Attach points to pillow front
- Slide the entire row into position on the right side of the front square so the raw edges of the prairie points are flush with the raw edge of the pillow square. The right and left mitered points should each be ½" in from the corner. Pin in place.
- Machine baste the prairie points row in place, staying within the ½" seam allowance.
- Repeat to create mitered corners for the other three sides of the pillow, then pin and machine baste in place. At each corner fold the mitered points on top of one another and pin so they will not get caught up into the final seam.
- Find the remaining three charm squares and make three additional prairie points, following the steps above.
- Find the two 10½" x 20" overlap panels.
- Place the three prairie points along the one 20" wide of one panel. One prairie point should be in the exact center; the other two to either side of the center point. Overlap the points as shown below.
- Pin the prairie points in place so their raw edges are flush with the raw edge of the panel.
- Layer the second 10½" x 20" overlap panel right sides together with the first, sandwiching the points between the layers. Pin along just the 20" edge with the prairie points.
- Using a ½" seam allowance, stitch along this 20" side through all the layers.
- Fold the panels wrong sides together so the prairie points extend from the seam.
- Following the manual for your sewing machine, make a buttonhole in the center of each prairie point.
- Find the 22" x 20" back underlap panel.
- Fold the panel in half, wrong sides together, so it is now 11" x 20". Press.
- Place the pillow front (with all the prairie points machine basted in place) right side up and flat on your work surface.
- Place the back overlap panel right sides together over the left half, aligning the raw edges of the front and back panels. Pin in place.
- Place the folded underlap panel over the right half, aligning the raw edges of these two front and back panels and covering the prairie point buttonholes. Pin in place.
- Stitch together through all layers around all four sides, using a ½" seam allowance and pivoting at the corners.
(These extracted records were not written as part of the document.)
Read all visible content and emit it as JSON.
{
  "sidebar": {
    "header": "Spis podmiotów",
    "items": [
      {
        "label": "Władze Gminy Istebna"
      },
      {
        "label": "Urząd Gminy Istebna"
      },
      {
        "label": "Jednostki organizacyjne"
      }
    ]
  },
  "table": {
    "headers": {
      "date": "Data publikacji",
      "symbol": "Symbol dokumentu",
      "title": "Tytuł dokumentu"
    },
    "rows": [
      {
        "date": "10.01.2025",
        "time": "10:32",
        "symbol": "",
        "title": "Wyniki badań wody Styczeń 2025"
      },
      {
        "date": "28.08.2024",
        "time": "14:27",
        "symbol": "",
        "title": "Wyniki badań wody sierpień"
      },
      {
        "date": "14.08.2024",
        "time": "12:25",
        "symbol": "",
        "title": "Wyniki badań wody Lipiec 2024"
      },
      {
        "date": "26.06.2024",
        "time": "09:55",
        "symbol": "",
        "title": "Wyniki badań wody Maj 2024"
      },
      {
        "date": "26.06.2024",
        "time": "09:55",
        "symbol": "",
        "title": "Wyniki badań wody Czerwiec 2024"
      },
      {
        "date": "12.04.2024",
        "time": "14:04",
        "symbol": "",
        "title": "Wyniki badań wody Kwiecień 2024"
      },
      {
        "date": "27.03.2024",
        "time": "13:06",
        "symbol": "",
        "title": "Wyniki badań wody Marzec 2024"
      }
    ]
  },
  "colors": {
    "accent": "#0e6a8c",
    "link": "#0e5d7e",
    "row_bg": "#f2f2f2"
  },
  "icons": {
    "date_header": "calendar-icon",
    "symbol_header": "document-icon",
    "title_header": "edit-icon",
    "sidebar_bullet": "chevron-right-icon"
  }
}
Go slowly and make sure your layers stay flat.
- Clip the corners diagonally. Be careful not to clip into your seam or your pretty prairie points.
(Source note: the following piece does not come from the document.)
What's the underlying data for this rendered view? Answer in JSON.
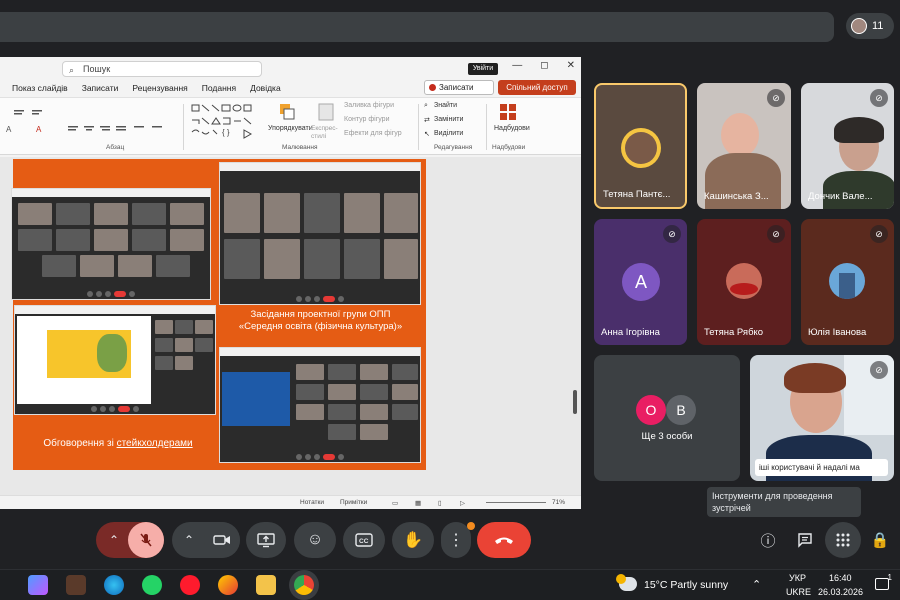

- Turn right side out through the back opening.
- Gently poke out the corners from the inside using a long, blunt-end tool, such as a knitting needle or chopstick.
- Pull out the prairie points all around. Un-pin the mitered corner pieces. If needed, pick out any stray basting stitches with your seam ripper.
- Sew a button in place to align with each buttonhole.
- Insert your pillow form through the envelope opening and fluff it out into the corners.